1 #include <bits/stdc++.h> 2 using namespace std; 3 4 // Count intersections where horizontal segment [x1,x2] at y intersects vertical segment x at [y1,y2] 5 // Sweep over x: add/remove horizontals in a BIT keyed by y, and at each vertical, query count in [y1,y2] 6 7 struct Horizontal { long long y, x1, x2; }; 8 struct Vertical { long long x, y1, y2; }; 9 10 struct BIT { 11 int n; vector<long long> t; 12 BIT(int n=0): n(n), t(n+1,0) {} 13 void add(int i, long long v){ for(++i;i<=n;i+=i&-i) t[i]+=v; } 14 long long sumPrefix(int i){ long long s=0; for(++i;i>0;i-=i&-i) s+=t[i]; return s; } 15 long long rangeSum(int l,int r){ if(r<l) return 0; return sumPrefix(r)-sumPrefix(l-1); } 16 }; 17 18 struct Event { 19 long long x; int type; // 0=addH, 1=queryV, 2=remH 20 long long y1, y2; // for add/rem: y1==y2==y; for query: y-range 21 bool operator<(const Event& o) const { 22 if (x != o.x) return x < o.x; 23 // tie-break: add before query before remove so endpoints are counted 24 return type < o.type; 25 } 26 }; 27 28 int main(){ 29 ios::sync_with_stdio(false); 30 cin.tie(nullptr); 31 32 int H, V; if(!(cin>>H>>V)) return 0; 33 vector<Horizontal> hs(H); 34 vector<Vertical> vs(V); 35 vector<long long> ys; ys.reserve(2*H + 2*V); 36 37 for(int i=0;i<H;++i){ 38 cin>>hs[i].x1>>hs[i].x2>>hs[i].y; 39 if(hs[i].x1>hs[i].x2) swap(hs[i].x1, hs[i].x2); 40 ys.push_back(hs[i].y); 41 } 42 for(int i=0;i<V;++i){ 43 cin>>vs[i].x>>vs[i].y1>>vs[i].y2; 44 if(vs[i].y1>vs[i].y2) swap(vs[i].y1, vs[i].y2); 45 ys.push_back(vs[i].y1); 46 ys.push_back(vs[i].y2); 47 } 48 49 // compress y 50 sort(ys.begin(), ys.end()); ys.erase(unique(ys.begin(), ys.end()), ys.end()); 51 auto getY = [&](long long y){ return (int)(lower_bound(ys.begin(), ys.end(), y) - ys.begin()); }; 52 53 vector<Event> ev; ev.reserve(H*2 + V); 54 for(auto &h: hs){ 55 int yi = getY(h.y); 56 ev.push_back({h.x1, 0, h.y, h.y}); // add 57 ev.push_back({h.x2, 2, h.y, h.y}); // remove 58 } 59 for(auto &v: vs){ 60 ev.push_back({v.x, 1, v.y1, v.y2}); // query 61 } 62 63 sort(ev.begin(), ev.end()); 64 65 BIT bit((int)ys.size()); 66 long long ans = 0; 67 68 for(const auto &e: ev){ 69 if(e.type==0){ // add horizontal at y 70 bit.add(getY(e.y1), +1); 71 } else if(e.type==2){ // remove horizontal at y 72 bit.add(getY(e.y1), -1); 73 } else { 74 // query vertical: count horizontals with y in [y1,y2] 75 int l = getY(e.y1), r = getY(e.y2); 76 ans += bit.rangeSum(l, r); 77 } 78 } 79 80 cout<<ans<<"\n"; 81 return 0; 82 } 83
We sweep by x.
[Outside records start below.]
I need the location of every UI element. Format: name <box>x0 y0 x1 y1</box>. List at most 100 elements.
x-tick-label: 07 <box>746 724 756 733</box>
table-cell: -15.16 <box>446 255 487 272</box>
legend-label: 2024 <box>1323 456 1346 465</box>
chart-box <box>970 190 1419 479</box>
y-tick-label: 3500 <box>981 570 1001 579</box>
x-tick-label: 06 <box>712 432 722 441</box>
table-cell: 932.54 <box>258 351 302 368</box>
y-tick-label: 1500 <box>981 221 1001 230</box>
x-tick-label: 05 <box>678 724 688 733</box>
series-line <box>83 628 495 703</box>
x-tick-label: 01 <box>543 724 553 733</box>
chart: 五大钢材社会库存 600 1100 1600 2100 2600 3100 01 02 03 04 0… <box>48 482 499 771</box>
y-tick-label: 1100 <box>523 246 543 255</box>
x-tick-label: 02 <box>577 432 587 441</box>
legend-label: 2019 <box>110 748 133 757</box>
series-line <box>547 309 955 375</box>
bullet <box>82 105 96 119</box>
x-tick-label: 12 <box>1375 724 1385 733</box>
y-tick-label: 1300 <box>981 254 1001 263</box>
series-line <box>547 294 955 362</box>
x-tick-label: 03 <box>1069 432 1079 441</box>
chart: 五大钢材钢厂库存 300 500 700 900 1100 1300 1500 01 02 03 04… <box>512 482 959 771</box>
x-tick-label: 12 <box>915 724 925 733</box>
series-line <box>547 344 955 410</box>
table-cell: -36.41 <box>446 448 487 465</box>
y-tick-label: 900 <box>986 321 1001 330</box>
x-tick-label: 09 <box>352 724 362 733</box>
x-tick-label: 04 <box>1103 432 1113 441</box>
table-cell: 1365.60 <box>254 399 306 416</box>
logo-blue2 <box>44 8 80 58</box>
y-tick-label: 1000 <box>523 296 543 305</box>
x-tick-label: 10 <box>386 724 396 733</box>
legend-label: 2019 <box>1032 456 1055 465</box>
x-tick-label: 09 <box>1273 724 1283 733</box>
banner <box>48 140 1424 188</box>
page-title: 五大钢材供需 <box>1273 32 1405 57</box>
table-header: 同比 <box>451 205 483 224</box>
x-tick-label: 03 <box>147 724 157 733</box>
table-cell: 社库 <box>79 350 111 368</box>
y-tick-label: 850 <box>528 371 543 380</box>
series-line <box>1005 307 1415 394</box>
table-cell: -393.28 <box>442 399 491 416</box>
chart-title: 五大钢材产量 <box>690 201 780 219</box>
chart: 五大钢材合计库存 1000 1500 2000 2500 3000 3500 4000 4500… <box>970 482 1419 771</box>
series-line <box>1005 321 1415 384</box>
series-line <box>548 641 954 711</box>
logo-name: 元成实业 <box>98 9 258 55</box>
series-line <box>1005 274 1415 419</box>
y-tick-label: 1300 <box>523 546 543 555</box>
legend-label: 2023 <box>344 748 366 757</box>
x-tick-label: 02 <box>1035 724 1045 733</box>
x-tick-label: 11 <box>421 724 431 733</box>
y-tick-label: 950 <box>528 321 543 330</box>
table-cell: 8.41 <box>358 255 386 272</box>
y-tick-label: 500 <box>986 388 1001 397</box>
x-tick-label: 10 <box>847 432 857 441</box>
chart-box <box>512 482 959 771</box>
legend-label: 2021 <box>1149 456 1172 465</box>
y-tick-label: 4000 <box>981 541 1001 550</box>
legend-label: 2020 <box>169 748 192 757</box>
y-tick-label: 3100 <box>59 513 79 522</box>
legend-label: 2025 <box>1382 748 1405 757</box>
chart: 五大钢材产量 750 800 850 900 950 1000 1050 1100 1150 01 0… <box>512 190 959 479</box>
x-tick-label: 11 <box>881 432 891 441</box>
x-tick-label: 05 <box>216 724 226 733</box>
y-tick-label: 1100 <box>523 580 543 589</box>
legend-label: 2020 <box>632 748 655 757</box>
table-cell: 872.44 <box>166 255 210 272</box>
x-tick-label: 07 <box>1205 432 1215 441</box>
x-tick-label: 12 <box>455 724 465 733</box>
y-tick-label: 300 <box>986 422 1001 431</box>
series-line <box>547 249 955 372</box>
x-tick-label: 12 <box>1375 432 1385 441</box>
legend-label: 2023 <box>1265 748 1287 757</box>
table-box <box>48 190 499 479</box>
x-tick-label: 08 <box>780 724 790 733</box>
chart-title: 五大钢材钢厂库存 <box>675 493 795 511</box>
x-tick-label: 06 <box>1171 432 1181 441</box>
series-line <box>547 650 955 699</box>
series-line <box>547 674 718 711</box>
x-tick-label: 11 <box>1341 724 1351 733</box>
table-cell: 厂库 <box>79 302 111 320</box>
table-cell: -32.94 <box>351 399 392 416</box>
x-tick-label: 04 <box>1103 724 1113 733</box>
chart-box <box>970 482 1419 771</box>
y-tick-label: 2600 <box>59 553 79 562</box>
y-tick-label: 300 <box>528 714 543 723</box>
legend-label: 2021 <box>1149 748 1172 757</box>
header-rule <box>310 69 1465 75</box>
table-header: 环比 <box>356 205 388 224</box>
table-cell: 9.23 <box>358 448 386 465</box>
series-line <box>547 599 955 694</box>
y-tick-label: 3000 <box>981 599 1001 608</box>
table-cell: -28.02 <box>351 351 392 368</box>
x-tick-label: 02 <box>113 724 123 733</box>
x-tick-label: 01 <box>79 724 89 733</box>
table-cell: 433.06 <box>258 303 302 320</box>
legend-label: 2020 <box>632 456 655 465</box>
Horizontal segments become add/remove events at their x1 and x2, updating a BIT keyed by y. Each vertical segment becomes a query at x: we count how many active horizontals have y within its [y1, y2] range. Tie-breaking (add before query before remove) ensures intersections at shared endpoints are counted.